One month ago tomorrow..
I was having brain surgery. I know, I know. No one cares anymore, get over it already.
But I sneezed again today, heard / felt another alarming POP and am getting increasingly worried. My head is also becoming increasingly swollen. Like - it wasn't at all swollen a week and a half ago when the nurse was removing my staples. Now, I'm swollen out to my right ear (the side where they cut) to an inch from my left ear (no incision except for the one down the center of the back of my head).
It doesn't hurt (unless I sneeze or make sudden movements), but when I push on it it feels like a water balloon. Of course I don't push on it hard, I just touch it and it presses in. There's obviously liquid in there. But is it a cerebral spinal fluid leak? Is it an infection? Is it blood? What else can it be that I don't know is a possibility?
My scalp also itches. I've read that this means it's healing, so I'm ok with it. But it's annoying. And the scabbing is annoying too. And quite gross.

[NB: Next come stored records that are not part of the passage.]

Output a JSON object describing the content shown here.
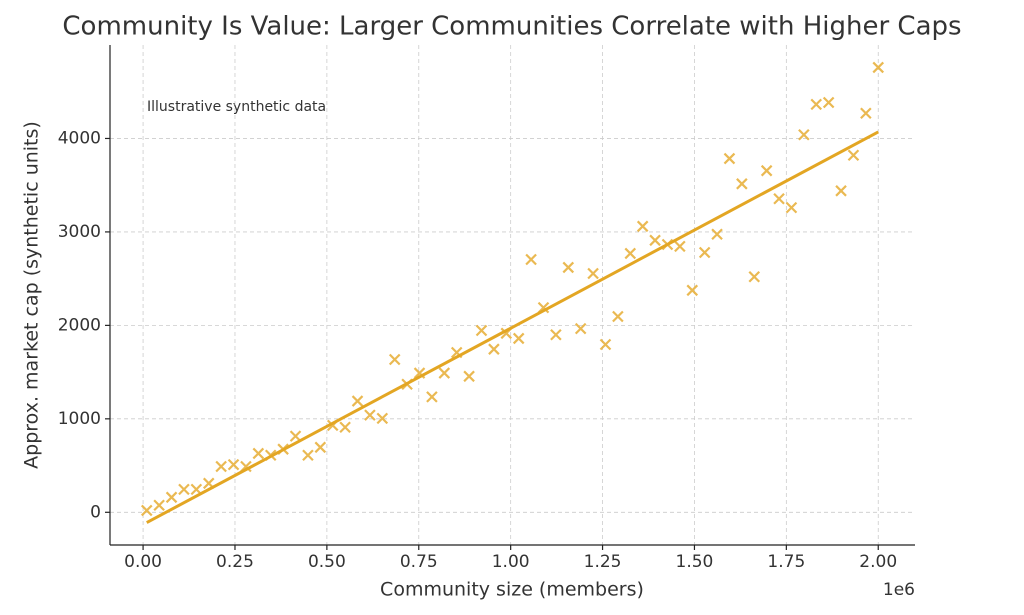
{
  "chart_data": {
    "type": "scatter",
    "title": "Community Is Value: Larger Communities Correlate with Higher Caps",
    "x_label": "Community size (members)",
    "y_label": "Approx. market cap (synthetic units)",
    "annotation": "Illustrative synthetic data",
    "x_offset_label": "1e6",
    "xlim": [
      -90000,
      2100000
    ],
    "ylim": [
      -350,
      5000
    ],
    "xticks": [
      {
        "value": 0,
        "label": "0.00"
      },
      {
        "value": 250000,
        "label": "0.25"
      },
      {
        "value": 500000,
        "label": "0.50"
      },
      {
        "value": 750000,
        "label": "0.75"
      },
      {
        "value": 1000000,
        "label": "1.00"
      },
      {
        "value": 1250000,
        "label": "1.25"
      },
      {
        "value": 1500000,
        "label": "1.50"
      },
      {
        "value": 1750000,
        "label": "1.75"
      },
      {
        "value": 2000000,
        "label": "2.00"
      }
    ],
    "yticks": [
      0,
      1000,
      2000,
      3000,
      4000
    ],
    "grid": true,
    "series": [
      {
        "type": "scatter",
        "color": "#e8b13f",
        "x": [
          10000,
          43729,
          77458,
          111186,
          144915,
          178644,
          212373,
          246102,
          279831,
          313559,
          347288,
          381017,
          414746,
          448475,
          482203,
          515932,
          549661,
          583390,
          617119,
          650847,
          684576,
          718305,
          752034,
          785763,
          819492,
          853220,
          886949,
          920678,
          954407,
          988136,
          1021864,
          1055593,
          1089322,
          1123051,
          1156780,
          1190508,
          1224237,
          1257966,
          1291695,
          1325424,
          1359153,
          1392881,
          1426610,
          1460339,
          1494068,
          1527797,
          1561525,
          1595254,
          1628983,
          1662712,
          1696441,
          1730169,
          1763898,
          1797627,
          1831356,
          1865085,
          1898814,
          1932542,
          1966271,
          2000000
        ],
        "values": [
          20,
          75,
          160,
          245,
          245,
          310,
          490,
          510,
          490,
          630,
          610,
          675,
          815,
          610,
          695,
          930,
          910,
          1190,
          1040,
          1005,
          1635,
          1370,
          1490,
          1235,
          1490,
          1710,
          1455,
          1945,
          1745,
          1915,
          1860,
          2705,
          2190,
          1900,
          2620,
          1965,
          2555,
          1795,
          2095,
          2770,
          3060,
          2910,
          2865,
          2845,
          2375,
          2780,
          2975,
          3785,
          3515,
          2520,
          3655,
          3355,
          3260,
          4040,
          4365,
          4385,
          3440,
          3820,
          4270,
          4760
        ]
      },
      {
        "type": "line",
        "color": "#e3a623",
        "x": [
          10000,
          2000000
        ],
        "values": [
          -110,
          4070
        ]
      }
    ]
  }
}
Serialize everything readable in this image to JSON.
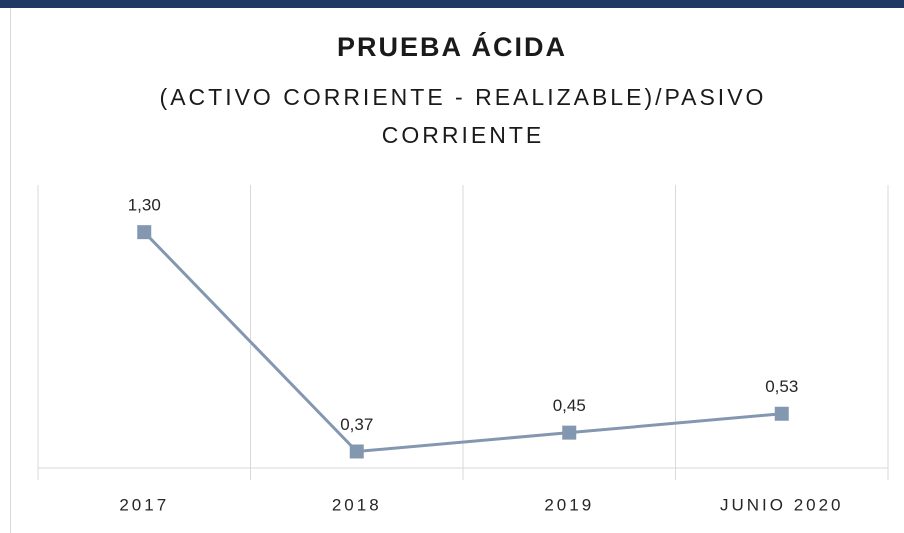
{
  "chart_data": {
    "type": "line",
    "title": "PRUEBA ÁCIDA",
    "subtitle": "(ACTIVO CORRIENTE - REALIZABLE)/PASIVO CORRIENTE",
    "categories": [
      "2017",
      "2018",
      "2019",
      "JUNIO 2020"
    ],
    "series": [
      {
        "color": "#8497b0",
        "values": [
          1.3,
          0.37,
          0.45,
          0.53
        ],
        "value_labels": [
          "1,30",
          "0,37",
          "0,45",
          "0,53"
        ]
      }
    ],
    "ylim": [
      0.3,
      1.5
    ],
    "grid": true
  }
}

I am just so worried about this swelling and I don't know what to do. I do not feel any fluid outside of the skin. But about a week ago I did feel some cool liquid sensations under the skin - like, I was being rained on from inside. The nurse talked to the surgeon and neither thought it was anything to worry about. Then wham-o, my head is twice the size it was before.
Hopefully I just need a steroid and it'll go away. Keeping my fingers crossed...
***UPDATE*** So I talked to one of the neurosurgeons, and he said it's likely a pseudomeningocele. Nothing to worry about if I can talk to my surgeon Monday (which I already was scheduled to do). Too bad I can't find any information on this online...maybe that's a good thing. But I'm still worried, just a little relieved I don't have go to the ER. I'll still cry myself to sleep though. I'm tired of all this bullshit. I want my biggest problem to be an asshole client, or a report that went out wrong. Not whether I have too much spinal fluid leakage and if I need to have surgery again to seal up the scalp. Which means more time in the hospital, more staples, and starting over with recovery.